Sports & Energy Drinks - Your Sure-Step to Decayed Teeth

In terms of solving thirst, there are a number of beverages to choose from. You can opt from wines, beers, carbonated drinks, sports and energy liquids down to water. Sad to say, only one of the given options deserves your yes: water.

According to medical and dental experts, sports drinks is a sure-step from getting tooth decay. Unlike water, this drink knows no mouth cleansing. Sports drinks truly save you from thirst. But due to acids, you can’t escape its habit on calling dental problems. Acids are best known to irritate your teeth. Since sports and energy drinks consist of high levels of this culprit, it does give you a headache and a decayed tooth. Recent study shows that sports drinks, like soda, dissolve your enamel. A single sip of this drink, your teeth will be subject to innumerable acids.

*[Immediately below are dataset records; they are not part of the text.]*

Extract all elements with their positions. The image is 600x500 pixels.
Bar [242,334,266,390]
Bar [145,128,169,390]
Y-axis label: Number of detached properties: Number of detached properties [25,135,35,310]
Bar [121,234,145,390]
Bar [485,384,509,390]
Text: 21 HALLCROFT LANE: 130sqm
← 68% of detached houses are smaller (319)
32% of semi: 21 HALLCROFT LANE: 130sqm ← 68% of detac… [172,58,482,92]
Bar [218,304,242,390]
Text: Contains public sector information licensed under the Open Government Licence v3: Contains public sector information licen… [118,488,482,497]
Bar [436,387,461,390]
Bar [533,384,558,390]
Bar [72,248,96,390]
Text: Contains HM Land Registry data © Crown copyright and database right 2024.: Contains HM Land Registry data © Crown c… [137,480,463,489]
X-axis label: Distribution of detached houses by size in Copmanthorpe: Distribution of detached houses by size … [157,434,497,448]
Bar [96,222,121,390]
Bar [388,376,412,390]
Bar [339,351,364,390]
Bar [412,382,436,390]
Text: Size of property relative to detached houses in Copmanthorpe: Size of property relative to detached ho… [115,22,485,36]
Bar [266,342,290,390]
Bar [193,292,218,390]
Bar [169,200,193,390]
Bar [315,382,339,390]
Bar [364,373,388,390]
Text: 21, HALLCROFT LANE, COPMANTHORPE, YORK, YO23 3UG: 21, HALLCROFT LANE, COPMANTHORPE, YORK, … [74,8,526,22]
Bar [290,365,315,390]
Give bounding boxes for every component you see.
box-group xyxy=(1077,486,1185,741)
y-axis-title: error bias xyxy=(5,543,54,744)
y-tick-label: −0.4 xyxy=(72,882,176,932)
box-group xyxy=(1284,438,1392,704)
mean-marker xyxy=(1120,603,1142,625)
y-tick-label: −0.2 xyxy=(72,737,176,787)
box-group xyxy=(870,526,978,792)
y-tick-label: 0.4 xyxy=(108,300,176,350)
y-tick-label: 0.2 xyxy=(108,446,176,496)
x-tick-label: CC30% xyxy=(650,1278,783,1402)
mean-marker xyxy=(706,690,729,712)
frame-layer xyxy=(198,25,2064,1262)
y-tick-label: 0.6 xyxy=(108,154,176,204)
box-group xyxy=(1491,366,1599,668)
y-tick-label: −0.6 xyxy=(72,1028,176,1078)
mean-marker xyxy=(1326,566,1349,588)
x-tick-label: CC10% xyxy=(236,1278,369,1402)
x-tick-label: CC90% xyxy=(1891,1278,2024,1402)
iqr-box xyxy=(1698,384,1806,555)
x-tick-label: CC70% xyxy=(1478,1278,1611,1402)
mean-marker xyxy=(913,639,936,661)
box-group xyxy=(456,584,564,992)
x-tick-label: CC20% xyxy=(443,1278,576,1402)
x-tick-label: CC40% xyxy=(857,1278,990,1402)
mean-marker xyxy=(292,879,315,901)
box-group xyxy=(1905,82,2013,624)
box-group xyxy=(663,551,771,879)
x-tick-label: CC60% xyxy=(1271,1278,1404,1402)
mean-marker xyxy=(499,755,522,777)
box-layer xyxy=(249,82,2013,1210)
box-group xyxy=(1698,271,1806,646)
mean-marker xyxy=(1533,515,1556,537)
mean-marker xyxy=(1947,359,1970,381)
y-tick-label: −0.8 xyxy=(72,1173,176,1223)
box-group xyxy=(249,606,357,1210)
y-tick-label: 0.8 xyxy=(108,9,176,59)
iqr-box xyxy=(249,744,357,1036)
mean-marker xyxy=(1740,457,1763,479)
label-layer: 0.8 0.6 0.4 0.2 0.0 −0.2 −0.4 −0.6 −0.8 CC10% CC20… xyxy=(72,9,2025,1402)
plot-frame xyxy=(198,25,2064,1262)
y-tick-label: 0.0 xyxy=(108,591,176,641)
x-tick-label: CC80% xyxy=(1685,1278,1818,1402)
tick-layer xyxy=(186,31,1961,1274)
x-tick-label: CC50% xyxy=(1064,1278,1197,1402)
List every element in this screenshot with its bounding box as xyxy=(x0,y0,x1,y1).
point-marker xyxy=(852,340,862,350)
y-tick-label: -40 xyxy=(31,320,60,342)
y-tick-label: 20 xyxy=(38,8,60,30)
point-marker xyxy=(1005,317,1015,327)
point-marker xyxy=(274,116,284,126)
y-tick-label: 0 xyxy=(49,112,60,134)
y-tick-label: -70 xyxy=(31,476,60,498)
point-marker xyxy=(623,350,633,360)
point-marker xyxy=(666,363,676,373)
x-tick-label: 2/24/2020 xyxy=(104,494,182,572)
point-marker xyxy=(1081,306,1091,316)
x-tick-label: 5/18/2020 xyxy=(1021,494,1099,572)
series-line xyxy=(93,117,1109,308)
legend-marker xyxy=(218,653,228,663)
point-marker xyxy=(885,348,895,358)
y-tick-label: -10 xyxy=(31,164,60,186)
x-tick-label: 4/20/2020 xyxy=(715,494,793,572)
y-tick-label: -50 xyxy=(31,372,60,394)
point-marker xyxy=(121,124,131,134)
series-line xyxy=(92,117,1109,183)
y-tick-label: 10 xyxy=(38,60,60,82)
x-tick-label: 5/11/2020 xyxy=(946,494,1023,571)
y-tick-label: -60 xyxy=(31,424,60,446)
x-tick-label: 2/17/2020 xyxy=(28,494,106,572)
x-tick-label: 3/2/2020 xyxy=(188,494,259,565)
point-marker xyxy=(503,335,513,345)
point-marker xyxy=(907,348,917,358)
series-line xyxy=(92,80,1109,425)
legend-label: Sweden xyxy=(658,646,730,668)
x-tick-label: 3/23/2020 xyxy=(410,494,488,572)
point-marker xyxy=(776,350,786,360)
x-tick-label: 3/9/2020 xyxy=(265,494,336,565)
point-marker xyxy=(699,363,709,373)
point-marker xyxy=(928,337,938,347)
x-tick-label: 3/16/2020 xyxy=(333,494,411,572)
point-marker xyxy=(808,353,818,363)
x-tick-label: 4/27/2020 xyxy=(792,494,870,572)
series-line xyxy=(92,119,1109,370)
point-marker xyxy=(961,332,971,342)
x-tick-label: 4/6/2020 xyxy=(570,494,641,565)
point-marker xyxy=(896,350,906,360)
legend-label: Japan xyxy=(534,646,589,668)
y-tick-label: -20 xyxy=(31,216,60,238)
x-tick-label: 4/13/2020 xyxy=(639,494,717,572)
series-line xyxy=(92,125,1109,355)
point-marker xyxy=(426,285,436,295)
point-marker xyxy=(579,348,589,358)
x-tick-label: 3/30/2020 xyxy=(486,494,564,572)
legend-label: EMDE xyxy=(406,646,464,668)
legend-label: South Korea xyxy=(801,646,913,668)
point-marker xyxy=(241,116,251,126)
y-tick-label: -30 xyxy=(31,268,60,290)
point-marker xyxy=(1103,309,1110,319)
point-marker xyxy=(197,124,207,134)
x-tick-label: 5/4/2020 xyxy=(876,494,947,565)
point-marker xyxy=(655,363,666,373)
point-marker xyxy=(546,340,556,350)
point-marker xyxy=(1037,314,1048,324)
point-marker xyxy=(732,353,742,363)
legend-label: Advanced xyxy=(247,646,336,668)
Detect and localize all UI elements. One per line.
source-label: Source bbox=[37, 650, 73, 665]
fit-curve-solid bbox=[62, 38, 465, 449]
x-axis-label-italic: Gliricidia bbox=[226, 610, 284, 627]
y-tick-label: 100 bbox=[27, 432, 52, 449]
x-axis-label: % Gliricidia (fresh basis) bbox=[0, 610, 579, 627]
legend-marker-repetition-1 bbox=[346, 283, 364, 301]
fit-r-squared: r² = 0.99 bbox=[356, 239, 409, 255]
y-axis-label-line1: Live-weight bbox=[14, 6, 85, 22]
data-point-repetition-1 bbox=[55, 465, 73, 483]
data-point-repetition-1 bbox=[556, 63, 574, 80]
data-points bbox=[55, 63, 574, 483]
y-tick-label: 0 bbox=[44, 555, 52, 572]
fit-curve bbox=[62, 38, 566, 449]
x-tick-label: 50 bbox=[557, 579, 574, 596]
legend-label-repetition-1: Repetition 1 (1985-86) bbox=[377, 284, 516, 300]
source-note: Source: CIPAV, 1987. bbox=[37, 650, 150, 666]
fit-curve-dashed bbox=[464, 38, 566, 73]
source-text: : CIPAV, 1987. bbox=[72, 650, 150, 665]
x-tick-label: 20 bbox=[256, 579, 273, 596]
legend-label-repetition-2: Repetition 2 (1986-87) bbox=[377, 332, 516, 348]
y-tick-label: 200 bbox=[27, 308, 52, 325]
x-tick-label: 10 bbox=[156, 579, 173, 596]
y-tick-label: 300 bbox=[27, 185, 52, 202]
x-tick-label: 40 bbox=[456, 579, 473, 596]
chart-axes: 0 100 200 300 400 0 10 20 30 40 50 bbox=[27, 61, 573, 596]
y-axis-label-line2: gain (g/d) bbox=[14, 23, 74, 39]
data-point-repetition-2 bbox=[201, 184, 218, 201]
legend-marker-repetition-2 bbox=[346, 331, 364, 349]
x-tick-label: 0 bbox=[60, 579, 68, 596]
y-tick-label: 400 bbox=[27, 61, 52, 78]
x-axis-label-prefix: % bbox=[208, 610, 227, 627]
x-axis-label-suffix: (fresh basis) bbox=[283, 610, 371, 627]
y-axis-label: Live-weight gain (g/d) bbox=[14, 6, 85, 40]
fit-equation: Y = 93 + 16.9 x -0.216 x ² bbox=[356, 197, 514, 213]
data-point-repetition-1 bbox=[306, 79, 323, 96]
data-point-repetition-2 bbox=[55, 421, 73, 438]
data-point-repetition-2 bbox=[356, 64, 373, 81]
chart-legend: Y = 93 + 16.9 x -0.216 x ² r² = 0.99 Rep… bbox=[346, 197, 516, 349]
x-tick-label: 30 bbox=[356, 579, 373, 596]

As acids continue to brim in your mouth, your teeth become exposed to dental problems. Acidic drinks are the number one contributor of oral problems. Besides developing sensitivity, acids promote tooth decay. If left ignored, the decay may reach the base areas of the mouth, affecting the nerves and roots which can cause the tooth to die. Once this happens, you might lose your enamel permanently.

Other than promoting tooth decay, sports drinks are also discovered to contribute on gum disease. Gum disease is the result of neglecting excessive levels of plaques, a sticky substance that forms in the gums and teeth. These sticky substances are the result of food traces which are not removed by brushing and dental flossing. Plaques are okay as it can be easily resolved by brushing. But when this sticky substance develops into hard deposits, you might want to check your dentist at once.

It may not be as pleasing to think, but it’s a smart move to avoid sports and energy drinks. If you think about the welfare of your oral health, start practicing good oral hygiene. Always brush and floss teeth daily. This removes any early indicators of dental problems, like tooth decay. Plus visit your dentist at least twice per year to monitor your oral health.